One reviewer described the book as a portrait of “real men” before immediately clarifying that he meant something about authenticity rather than performance, men who did hard things without needing to perform the difficulty. That quality is present in the text, and it is evident in how Kirby handles it. The foreword by Nick Jans and the afterword by Keith’s daughter Laurel Lies are both included in the audiobook, and both add context that enriches rather than over-explains the central narrative.
What to Watch For in First Wilderness
This is not One Man’s Wilderness. Proenneke’s journals had a clarity of purpose, a man building a solitary life in the wilderness, every entry grounded in the specifics of construction and survival, that gave that book its unusual structural satisfaction. First Wilderness is more diffuse, more interior, and occasionally more uneven, because it is assembled from materials that were never originally intended to cohere into a single narrative.
The seams between manuscript, journal entries, and letters are sometimes visible, and readers who need a strongly shaped narrative arc may find the transitions slightly rough. But if you approach it as what it is, a recovered voice, a friendship memoir, a portrait of a particular moment in American postwar life, those seams become part of the book’s character rather than deficiencies in its construction.
Who Should Listen to First Wilderness
This one is for readers who already love One Man’s Wilderness and want to understand the man who stood behind it, who edited Proenneke’s voice into the form we know and did it out of genuine friendship. It is also for anyone drawn to Alaskan wilderness writing in the tradition of John Muir or Aldo Leopold, to postwar American memoir, or to the particular genre of men-who-choose-hard-places narrative that this book belongs to. It is not a fast-paced adventure account. It is a slow, honest, unexpectedly moving portrait of a life that was not quite what its author expected, and that turned out to be more than enough.
Frequently Asked Questions
Do I need to read One Man’s Wilderness before listening to First Wilderness?

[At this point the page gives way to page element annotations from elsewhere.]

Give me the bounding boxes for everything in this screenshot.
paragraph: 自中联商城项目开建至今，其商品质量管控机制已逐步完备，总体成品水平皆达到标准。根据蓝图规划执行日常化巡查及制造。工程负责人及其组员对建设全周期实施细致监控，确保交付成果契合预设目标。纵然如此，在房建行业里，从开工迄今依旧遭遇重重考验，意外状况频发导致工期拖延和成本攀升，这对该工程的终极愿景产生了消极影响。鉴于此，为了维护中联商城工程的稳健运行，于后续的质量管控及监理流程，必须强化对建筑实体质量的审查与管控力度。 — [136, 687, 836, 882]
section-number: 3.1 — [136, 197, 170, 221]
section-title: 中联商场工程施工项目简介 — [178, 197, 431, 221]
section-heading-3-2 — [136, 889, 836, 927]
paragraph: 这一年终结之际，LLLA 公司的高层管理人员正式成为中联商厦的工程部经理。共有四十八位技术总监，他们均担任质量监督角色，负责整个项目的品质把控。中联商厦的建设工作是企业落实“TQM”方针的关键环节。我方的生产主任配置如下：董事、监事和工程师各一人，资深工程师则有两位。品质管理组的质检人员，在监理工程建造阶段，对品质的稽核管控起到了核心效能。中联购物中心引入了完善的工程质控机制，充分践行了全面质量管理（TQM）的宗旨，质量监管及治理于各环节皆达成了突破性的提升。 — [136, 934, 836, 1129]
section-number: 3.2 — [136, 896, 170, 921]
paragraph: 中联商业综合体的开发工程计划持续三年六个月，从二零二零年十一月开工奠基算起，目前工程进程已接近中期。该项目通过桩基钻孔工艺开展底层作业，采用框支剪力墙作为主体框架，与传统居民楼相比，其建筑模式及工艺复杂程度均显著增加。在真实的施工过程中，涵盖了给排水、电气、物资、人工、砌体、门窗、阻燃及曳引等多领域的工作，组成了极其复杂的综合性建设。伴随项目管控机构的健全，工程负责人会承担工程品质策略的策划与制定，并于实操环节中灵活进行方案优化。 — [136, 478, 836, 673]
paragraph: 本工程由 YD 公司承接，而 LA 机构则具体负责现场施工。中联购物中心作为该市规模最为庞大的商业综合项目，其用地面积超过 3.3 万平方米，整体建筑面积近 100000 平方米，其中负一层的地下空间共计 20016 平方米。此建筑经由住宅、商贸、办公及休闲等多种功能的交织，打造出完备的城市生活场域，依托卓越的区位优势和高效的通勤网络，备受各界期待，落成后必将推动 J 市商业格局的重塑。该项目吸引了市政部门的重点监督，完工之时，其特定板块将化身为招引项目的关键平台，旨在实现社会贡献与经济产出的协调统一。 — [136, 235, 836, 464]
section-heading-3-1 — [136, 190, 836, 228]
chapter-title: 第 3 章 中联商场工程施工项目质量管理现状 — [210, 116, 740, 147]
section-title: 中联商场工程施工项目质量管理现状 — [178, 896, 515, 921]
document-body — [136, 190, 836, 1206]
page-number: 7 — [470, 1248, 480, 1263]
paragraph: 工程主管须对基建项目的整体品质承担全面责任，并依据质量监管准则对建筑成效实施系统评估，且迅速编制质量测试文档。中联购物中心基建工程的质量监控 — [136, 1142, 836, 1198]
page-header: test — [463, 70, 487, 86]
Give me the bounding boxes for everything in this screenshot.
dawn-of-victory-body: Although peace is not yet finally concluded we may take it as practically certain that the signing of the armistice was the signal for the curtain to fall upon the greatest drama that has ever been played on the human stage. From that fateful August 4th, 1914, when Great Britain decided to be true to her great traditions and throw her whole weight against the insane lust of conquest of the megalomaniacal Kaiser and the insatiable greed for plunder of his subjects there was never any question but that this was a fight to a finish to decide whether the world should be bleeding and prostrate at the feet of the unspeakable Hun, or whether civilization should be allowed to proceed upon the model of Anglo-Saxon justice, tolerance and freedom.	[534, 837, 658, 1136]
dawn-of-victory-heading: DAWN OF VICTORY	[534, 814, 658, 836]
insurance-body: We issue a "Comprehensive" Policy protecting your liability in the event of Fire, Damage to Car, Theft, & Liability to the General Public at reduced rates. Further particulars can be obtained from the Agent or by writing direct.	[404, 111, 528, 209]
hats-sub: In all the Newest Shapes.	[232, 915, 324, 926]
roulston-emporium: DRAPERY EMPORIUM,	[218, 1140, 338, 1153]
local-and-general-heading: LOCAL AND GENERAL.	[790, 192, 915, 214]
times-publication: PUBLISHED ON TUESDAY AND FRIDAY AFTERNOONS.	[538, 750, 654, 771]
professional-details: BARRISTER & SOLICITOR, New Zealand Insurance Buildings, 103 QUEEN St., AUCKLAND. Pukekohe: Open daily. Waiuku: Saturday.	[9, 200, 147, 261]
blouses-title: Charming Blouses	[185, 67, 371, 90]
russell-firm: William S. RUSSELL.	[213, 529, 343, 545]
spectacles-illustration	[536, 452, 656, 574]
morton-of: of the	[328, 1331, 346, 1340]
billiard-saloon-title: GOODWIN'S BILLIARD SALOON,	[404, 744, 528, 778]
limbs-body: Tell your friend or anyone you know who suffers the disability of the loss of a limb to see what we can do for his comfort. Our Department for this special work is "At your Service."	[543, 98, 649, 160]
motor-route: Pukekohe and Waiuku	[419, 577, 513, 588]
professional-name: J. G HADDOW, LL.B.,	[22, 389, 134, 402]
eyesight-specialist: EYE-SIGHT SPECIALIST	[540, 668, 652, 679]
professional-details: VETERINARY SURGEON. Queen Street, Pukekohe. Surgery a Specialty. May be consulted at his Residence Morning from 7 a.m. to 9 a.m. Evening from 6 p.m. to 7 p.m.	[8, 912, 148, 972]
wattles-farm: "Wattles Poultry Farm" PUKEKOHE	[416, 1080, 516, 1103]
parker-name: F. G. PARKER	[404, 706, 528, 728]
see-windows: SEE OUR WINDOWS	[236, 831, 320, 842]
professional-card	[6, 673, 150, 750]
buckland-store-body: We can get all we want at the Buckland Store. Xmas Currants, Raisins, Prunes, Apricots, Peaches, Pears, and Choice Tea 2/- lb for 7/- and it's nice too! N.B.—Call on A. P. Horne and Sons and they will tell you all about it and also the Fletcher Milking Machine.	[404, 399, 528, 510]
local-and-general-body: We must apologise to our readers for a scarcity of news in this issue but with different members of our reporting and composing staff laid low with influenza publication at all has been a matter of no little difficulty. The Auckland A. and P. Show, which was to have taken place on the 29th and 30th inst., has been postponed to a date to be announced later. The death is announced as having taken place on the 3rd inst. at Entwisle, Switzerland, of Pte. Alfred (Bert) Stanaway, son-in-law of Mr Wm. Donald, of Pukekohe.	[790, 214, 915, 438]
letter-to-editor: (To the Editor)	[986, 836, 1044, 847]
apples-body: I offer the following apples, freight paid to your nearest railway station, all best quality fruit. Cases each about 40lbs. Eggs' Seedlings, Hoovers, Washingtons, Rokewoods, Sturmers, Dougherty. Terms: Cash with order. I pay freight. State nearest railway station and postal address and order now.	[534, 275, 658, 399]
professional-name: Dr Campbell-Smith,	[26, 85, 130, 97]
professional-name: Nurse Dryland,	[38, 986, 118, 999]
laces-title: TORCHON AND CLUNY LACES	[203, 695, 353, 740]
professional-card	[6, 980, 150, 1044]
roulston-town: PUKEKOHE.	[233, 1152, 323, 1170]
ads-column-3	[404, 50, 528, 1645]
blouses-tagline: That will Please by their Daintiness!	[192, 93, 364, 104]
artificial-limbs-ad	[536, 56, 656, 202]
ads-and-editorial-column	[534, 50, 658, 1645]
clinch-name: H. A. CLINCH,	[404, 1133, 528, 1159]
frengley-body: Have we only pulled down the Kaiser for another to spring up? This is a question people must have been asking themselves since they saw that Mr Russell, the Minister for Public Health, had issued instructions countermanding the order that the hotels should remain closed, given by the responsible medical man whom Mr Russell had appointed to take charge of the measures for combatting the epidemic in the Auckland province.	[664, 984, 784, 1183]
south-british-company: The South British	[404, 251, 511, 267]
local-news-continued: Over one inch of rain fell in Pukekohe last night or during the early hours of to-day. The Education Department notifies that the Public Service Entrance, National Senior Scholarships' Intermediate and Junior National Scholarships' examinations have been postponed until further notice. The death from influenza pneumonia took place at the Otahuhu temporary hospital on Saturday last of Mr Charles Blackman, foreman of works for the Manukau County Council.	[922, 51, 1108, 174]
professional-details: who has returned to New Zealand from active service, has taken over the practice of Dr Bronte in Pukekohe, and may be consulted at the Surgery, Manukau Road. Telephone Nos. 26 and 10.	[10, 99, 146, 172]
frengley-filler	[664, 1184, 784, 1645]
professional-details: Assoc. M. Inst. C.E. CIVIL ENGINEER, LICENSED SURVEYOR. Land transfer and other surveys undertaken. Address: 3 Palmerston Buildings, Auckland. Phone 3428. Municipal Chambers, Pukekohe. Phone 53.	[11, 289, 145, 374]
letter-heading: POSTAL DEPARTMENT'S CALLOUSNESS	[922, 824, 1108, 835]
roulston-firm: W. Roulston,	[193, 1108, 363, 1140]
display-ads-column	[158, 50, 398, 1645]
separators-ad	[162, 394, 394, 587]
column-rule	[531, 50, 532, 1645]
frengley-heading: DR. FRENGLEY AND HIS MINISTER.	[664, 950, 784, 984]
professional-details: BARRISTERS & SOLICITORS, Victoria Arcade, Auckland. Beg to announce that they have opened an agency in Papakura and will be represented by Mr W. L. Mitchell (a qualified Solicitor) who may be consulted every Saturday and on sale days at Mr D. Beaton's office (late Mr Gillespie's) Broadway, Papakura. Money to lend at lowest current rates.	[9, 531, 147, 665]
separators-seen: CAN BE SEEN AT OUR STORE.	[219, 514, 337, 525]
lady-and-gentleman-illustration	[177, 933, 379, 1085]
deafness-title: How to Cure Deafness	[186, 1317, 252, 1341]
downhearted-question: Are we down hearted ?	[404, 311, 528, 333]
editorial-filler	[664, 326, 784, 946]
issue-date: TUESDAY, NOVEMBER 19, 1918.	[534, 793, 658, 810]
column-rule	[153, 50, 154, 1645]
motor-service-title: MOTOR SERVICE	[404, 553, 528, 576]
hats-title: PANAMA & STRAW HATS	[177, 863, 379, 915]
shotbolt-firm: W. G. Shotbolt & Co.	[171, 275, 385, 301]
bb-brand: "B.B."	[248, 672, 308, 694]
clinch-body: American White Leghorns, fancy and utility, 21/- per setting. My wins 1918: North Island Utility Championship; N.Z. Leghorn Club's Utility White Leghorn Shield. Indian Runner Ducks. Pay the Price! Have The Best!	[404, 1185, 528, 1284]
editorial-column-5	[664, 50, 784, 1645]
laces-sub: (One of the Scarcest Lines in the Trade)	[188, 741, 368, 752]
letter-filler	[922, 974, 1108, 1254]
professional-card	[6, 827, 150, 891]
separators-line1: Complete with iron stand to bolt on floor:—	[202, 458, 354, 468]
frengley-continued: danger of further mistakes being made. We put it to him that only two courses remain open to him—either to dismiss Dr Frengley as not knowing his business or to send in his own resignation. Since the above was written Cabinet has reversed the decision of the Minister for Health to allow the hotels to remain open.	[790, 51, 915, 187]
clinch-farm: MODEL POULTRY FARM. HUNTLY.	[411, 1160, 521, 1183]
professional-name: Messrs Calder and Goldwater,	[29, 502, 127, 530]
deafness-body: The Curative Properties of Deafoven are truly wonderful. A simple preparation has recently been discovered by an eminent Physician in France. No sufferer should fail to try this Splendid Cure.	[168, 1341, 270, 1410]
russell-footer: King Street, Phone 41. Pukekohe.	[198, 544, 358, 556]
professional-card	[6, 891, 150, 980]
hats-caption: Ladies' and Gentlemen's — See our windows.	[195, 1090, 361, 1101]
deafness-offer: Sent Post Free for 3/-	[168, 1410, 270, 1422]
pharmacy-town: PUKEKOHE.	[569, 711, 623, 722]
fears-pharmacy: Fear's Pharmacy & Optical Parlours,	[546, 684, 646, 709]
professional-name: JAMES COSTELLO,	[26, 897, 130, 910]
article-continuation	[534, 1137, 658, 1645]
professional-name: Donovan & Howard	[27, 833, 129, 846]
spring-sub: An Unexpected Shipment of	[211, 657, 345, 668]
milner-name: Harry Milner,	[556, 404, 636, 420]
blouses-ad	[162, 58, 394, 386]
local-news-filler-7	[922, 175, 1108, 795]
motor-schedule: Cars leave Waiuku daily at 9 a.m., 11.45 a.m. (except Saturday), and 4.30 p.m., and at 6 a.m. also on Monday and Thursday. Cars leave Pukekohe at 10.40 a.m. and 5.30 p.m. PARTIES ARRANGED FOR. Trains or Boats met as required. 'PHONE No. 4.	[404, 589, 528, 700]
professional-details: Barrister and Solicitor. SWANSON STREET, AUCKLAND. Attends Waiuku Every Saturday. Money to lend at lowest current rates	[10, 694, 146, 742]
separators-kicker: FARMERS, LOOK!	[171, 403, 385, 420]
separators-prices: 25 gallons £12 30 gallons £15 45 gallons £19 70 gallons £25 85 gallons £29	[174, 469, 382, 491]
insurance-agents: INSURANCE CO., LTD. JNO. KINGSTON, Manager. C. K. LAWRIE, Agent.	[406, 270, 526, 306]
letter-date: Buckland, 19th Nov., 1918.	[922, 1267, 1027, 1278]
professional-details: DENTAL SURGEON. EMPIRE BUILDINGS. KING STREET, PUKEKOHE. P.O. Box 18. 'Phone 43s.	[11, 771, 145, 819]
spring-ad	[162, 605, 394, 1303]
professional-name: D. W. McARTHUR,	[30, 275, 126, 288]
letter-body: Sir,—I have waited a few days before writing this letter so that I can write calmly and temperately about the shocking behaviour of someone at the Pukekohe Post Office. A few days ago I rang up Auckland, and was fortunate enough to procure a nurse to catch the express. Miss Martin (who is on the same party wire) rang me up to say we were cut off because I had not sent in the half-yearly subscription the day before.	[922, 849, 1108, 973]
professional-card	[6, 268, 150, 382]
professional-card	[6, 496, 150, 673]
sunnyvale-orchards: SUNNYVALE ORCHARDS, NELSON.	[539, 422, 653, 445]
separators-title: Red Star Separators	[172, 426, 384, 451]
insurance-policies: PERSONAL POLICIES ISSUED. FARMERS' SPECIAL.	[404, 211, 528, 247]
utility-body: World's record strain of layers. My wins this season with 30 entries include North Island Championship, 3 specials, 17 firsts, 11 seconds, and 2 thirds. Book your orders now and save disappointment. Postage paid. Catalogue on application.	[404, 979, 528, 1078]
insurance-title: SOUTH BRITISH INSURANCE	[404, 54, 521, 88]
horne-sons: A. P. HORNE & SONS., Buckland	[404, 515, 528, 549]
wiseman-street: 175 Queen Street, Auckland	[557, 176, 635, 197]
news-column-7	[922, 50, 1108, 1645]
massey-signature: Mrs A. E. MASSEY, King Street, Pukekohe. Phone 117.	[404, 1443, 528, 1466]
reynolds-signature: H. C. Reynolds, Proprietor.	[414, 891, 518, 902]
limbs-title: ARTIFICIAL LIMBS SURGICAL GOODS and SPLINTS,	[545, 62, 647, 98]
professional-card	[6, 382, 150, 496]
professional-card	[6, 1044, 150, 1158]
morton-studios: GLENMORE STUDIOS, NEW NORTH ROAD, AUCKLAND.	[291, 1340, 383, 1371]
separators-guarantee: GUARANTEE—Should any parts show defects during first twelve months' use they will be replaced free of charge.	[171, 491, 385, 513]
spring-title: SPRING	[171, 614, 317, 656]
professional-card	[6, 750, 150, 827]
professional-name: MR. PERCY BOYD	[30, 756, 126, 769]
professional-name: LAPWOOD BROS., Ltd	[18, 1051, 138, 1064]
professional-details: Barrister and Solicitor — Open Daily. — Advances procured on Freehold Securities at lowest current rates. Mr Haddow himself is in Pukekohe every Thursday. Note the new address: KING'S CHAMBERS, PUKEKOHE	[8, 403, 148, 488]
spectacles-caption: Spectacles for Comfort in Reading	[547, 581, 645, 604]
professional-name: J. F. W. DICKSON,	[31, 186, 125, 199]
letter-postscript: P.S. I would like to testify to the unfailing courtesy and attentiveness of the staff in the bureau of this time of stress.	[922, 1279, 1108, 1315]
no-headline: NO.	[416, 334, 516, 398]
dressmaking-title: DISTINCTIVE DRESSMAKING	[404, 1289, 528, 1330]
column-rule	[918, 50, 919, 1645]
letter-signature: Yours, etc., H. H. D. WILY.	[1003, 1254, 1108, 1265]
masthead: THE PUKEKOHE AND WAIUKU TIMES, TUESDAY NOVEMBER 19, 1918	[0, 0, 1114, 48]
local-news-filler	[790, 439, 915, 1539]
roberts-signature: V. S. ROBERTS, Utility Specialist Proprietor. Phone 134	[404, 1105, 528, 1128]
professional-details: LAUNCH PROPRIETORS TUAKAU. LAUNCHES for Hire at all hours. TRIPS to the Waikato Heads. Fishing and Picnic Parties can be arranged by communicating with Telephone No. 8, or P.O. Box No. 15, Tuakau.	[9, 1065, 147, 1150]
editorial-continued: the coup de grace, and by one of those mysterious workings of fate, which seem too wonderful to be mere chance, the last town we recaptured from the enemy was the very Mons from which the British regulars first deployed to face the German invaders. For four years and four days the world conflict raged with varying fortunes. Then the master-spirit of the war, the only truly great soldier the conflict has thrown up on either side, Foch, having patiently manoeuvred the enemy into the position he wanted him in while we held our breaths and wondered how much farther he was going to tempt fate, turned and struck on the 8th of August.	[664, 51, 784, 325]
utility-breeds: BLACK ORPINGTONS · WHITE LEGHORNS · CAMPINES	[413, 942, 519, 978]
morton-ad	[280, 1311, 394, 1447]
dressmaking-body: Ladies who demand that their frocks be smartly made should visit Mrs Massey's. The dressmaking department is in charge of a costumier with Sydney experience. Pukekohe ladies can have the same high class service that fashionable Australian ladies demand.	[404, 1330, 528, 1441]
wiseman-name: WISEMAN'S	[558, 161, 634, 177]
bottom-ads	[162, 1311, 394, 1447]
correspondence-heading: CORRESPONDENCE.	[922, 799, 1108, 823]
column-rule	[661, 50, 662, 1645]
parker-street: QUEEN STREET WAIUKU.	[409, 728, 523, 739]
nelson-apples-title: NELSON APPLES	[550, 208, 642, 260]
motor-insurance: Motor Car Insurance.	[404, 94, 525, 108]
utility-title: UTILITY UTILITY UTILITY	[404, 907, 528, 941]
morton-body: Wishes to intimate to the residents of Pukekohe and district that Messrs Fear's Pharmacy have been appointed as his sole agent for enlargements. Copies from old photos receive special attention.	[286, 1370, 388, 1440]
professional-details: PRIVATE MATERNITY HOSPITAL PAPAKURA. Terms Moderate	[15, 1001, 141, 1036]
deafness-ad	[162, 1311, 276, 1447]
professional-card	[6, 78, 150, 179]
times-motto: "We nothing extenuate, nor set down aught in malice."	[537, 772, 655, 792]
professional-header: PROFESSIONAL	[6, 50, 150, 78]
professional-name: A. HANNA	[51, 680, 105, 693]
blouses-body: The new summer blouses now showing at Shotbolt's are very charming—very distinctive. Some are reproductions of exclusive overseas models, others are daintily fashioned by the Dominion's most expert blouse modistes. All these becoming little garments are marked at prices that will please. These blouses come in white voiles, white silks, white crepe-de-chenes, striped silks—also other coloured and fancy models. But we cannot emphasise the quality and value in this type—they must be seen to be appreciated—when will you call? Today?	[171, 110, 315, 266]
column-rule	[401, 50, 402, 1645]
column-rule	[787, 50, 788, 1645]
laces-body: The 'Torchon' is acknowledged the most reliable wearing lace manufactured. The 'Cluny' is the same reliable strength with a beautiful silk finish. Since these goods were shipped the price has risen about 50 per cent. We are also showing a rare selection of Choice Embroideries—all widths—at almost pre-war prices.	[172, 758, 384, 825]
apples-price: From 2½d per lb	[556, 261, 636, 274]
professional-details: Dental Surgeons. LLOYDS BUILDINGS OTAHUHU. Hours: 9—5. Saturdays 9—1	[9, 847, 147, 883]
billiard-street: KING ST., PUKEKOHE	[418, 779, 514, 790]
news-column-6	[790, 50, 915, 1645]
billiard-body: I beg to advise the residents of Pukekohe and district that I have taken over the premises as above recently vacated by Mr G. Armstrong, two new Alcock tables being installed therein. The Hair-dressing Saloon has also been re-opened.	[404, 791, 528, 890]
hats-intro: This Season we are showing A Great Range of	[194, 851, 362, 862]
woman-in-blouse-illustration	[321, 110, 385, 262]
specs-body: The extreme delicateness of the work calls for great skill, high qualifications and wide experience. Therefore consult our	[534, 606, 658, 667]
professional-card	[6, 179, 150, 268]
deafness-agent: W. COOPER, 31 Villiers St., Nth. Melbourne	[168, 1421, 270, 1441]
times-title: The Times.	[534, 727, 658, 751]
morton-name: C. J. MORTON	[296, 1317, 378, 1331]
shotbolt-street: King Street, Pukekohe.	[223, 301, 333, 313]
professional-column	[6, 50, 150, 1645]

It helps significantly, but it is not strictly required. First Wilderness can stand alone as a memoir of Sam Keith’s own Alaska years. However, knowing One Man’s Wilderness adds considerable depth to the friendship between Keith and Proenneke and to the significance of what Keith later helped create.
How does the combination of manuscript, journals, and letters work in the audiobook format?
Michael Kirby navigates the transitions between sources clearly. The different materials, Keith’s 1974 manuscript, his original journals and letters from his Alaska years, are woven together and feel cohesive in audio. The foreword and afterword are included and add useful context about how the book was assembled after Keith’s death.
Is First Wilderness a slow burn or does it have adventure sequences?
Both. The book is fundamentally contemplative in tempo, but Keith’s Alaska years included genuinely harrowing moments, the synopsis describes the memoir as ‘at times harrowing, funny, and fascinating.’ The adventure sequences are embedded in the memoir’s texture rather than foregrounded as set pieces.
How does Sam Keith’s writing voice compare to Dick Proenneke’s journals?
Proenneke’s journals are spare and precise, the voice of someone documenting immediate experience with minimal reflection. Keith’s memoir is more interior and discursive, more given to observation and humor. They are complementary voices, which is part of what made their friendship productive and what makes reading both texts rewarding.